Fsseudonymizer (FSS Edition)

This page provides abbreviated documentation for Fsseudonymizer (FSS Edition), a computer program developed by the Epidemiology Research Unit for generating pseudonymous data. For more detailed information and source code, please see the project's GitHub page.

Background

In our work, we occasionally encounter situations in which we might wish to use data that identifies individual people, businesses, animals, or facilities. It is often essential, for example, that we are able to follow events that occur on an individual premises, or to pull together information from several different sources that pertain to a particular person, animal, or location.

In many of these cases, however, such data is sensitive or confidential: information provided by businesses, for example, might be confidential, and personal information pertaining to individuals is often protected by law.

In order for our work to be successful, then, two seemingly contradictory criteria must be fulfilled:

  • Personal or confidential data that might reveal the specific identity of a person, or a precise location of a particular premises cannot be revealed.
  • However, in order to ensure the validity of our work, it must be possible to uniquely identify all individuals, premises, etc., across multiple data sets.

In order to address both of these requirements, we have developed several approaches for processing data that will allow the assignment of unique pseudonymous identifiers to individuals or entities without revealing confidential or personal information. These approaches can be applied to data from multiple sources by the data providers themselves, thus never revealing any personal or confidential information to any unauthorized individual or organization.

Fsseudonymizer is a computer program that implements a straightforward but highly effective, secure, and consistent approach for pseudonymizing data for subsequent analysis.

System requirements

Fsseudonymizer should work with any recent release of Microsoft Windows (7, 8, or 10)*. Fsseudonymizer is available both as a 32-bit application and a 64-bit application. Provided that you have a 64-bit version of Microsoft Windows, the 64-bit version of Fsseudonymizer is recommended, as it is capable of handling substantially larger data files.

Installation

Installation is straightforward. Simply select and download an installer package from the list below, and double-click to run the installer. Follow the on-screen prompts to customize the desired installation options. By default, an icon for Fsseudonymizer will be created on your Windows Start menu.

Using Fsseudonymizer

Fsseudonymizer is intended to be run by organizations and individuals that are authorized to hold confidential or sensitive data (the data providers). Pseudonymized output generated by Fsseudonymizer can then be passed on to data users, for whom pseudonymous data is suitable for further analysis.

The pass phrase

Fsseudonymizer makes use of an original piece of data (for example, a name) in combination with a computational algorithm known as a cryptographic hash to generate a unique, pseudonymous representation of the original data, called a "hash value".
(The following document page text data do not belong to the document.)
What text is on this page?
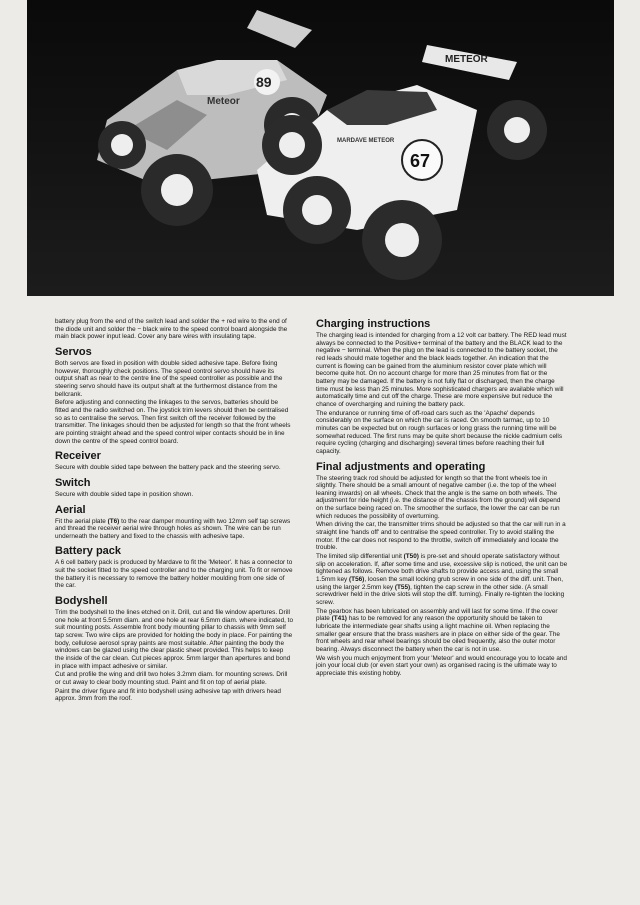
89
Meteor
METEOR
67
MARDAVE METEOR

battery plug from the end of the switch lead and solder the + red wire to the end of the diode unit and solder the − black wire to the speed control board alongside the main black power input lead. Cover any bare wires with insulating tape.

Servos

Both servos are fixed in position with double sided adhesive tape. Before fixing however, thoroughly check positions. The speed control servo should have its output shaft as near to the centre line of the speed controller as possible and the steering servo should have its output shaft at the furthermost distance from the bellcrank.

Before adjusting and connecting the linkages to the servos, batteries should be fitted and the radio switched on. The joystick trim levers should then be centralised so as to centralise the servos. Then first switch off the receiver followed by the transmitter. The linkages should then be adjusted for length so that the front wheels are pointing straight ahead and the speed control wiper contacts should be in line down the centre of the speed control board.

Receiver

Secure with double sided tape between the battery pack and the steering servo.

Switch

Secure with double sided tape in position shown.

Aerial

Fit the aerial plate (T6) to the rear damper mounting with two 12mm self tap screws and thread the receiver aerial wire through holes as shown. The wire can be run underneath the battery and fixed to the chassis with adhesive tape.

Battery pack

A 6 cell battery pack is produced by Mardave to fit the 'Meteor'. It has a connector to suit the socket fitted to the speed controller and to the charging unit. To fit or remove the battery it is necessary to remove the battery holder moulding from one side of the car.

Bodyshell

Trim the bodyshell to the lines etched on it. Drill, cut and file window apertures. Drill one hole at front 5.5mm diam. and one hole at rear 6.5mm diam. where indicated, to suit mounting posts. Assemble front body mounting pillar to chassis with 9mm self tap screw. Two wire clips are provided for holding the body in place. For painting the body, cellulose aerosol spray paints are most suitable. After painting the body the windows can be glazed using the clear plastic sheet provided. This helps to keep the inside of the car clean. Cut pieces approx. 5mm larger than apertures and bond in place with impact adhesive or similar.

Cut and profile the wing and drill two holes 3.2mm diam. for mounting screws. Drill or cut away to clear body mounting stud. Paint and fit on top of aerial plate.

Paint the driver figure and fit into bodyshell using adhesive tap with drivers head approx. 3mm from the roof.

Charging instructions

The charging lead is intended for charging from a 12 volt car battery. The RED lead must always be connected to the Positive+ terminal of the battery and the BLACK lead to the negative − terminal. When the plug on the lead is connected to the battery socket, the red leads should mate together and the black leads together. An indication that the current is flowing can be gained from the aluminium resistor cover plate which will become quite hot. On no account charge for more than 25 minutes from flat or the battery may be damaged. If the battery is not fully flat or discharged, then the charge time must be less than 25 minutes. More sophisticated chargers are available which will automatically time and cut off the charge. These are more expensive but reduce the chance of overcharging and ruining the battery pack.

The endurance or running time of off-road cars such as the 'Apache' depends considerably on the surface on which the car is raced. On smooth tarmac, up to 10 minutes can be expected but on rough surfaces or long grass the running time will be somewhat reduced. The first runs may be quite short because the nickle cadmium cells require cycling (charging and discharging) several times before reaching their full capacity.

Final adjustments and operating

The steering track rod should be adjusted for length so that the front wheels toe in slightly. There should be a small amount of negative camber (i.e. the top of the wheel leaning inwards) on all wheels. Check that the angle is the same on both wheels. The adjustment for ride height (i.e. the distance of the chassis from the ground) will depend on the surface being raced on. The smoother the surface, the lower the car can be run which reduces the possibility of overturning.

When driving the car, the transmitter trims should be adjusted so that the car will run in a straight line 'hands off' and to centralise the speed controller. Try to avoid stalling the motor. If the car does not respond to the throttle, switch off immediately and locate the trouble.

The limited slip differential unit (T50) is pre-set and should operate satisfactory without slip on acceleration. If, after some time and use, excessive slip is noticed, the unit can be tightened as follows. Remove both drive shafts to provide access and, using the small 1.5mm key (T56), loosen the small locking grub screw in one side of the diff. unit. Then, using the larger 2.5mm key (T55), tighten the cap screw in the other side. (A small screwdriver held in the drive slots will stop the diff. turning). Finally re-tighten the locking screw.

The gearbox has been lubricated on assembly and will last for some time. If the cover plate (T41) has to be removed for any reason the opportunity should be taken to lubricate the intermediate gear shafts using a light machine oil. When replacing the smaller gear ensure that the brass washers are in place on either side of the gear. The front wheels and rear wheel bearings should be oiled frequently, also the outer motor bearing. Always disconnect the battery when the car is not in use.

We wish you much enjoyment from your 'Meteor' and would encourage you to locate and join your local club (or even start your own) as organised racing is the ultimate way to appreciate this existing hobby.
In order to add an extra level of security, Fsseudonymizer also uses a pass phrase. A pass phrase is a string of several randomly selected words that would be difficult to guess.

Pass phrases should be known only to the data provider(s), treated as sensitive information, and held securely.

In the event that different data sets are to be pseudonymized for the same purpose or the same data user, the same pass phrase should be used to ensure consistency of results.

Input file formats

Fsseudonymizer currently processes input files of the following types:

  • Microsoft Excel 97-2003 (*.xls) spreadsheets
  • Microsoft Excel 2007 or later (*.xlsx) spreadsheets
  • CSV (comma-separated values) files

It is essential that input data is clean and consistent to begin with. Consider a data file that contains the names "Homer Simpson", "Homer J Simpson", and "Homer J. Simpson". In their not-yet-pseudonymous form, it is apparent that these three names likely all refer to the same person, but the pseudonymous identifiers will be radically different from one another. It would be impossible for the data user to know that these in fact represented the same individual, and any subsequent analysis will be incomplete or incorrect.

The user interface

Fsseudonymizer is designed to be simple to use. The image below shows the graphical user interface. To process a data file, simply complete the requested information:

Screen shot from Fsseudonymizer

Input file: Click the Browse button to select an input file to process.

Pass phrase: Enter your pass phrase here. A good pass phrase should be a random sequence of words which would be difficult to guess, should be treated securely by data providers, and should not be provided to data users.

Once entered, Fsseudonymizer will store your pass phrase for future use. If you generate psuedonymous data for different data users or projects, it might be a good idea to use a different pass phrase for each user or project.

User name and Email address: These provide contact details that will be incorporated into the metadata section of a Fsseudonymizer output file.

Output file: Select the name and location for the output file to be generated by Fsseudonymizer.

Once all of the settings above have been specified, the Process file button will be enabled. Click this button to process the input file.

If all goes well, a message will be displayed indicating that an output file was successfully generated.

If any problems were encountered with the input file, these will be displayed. Any such errors must be addressed before an output file can be produced.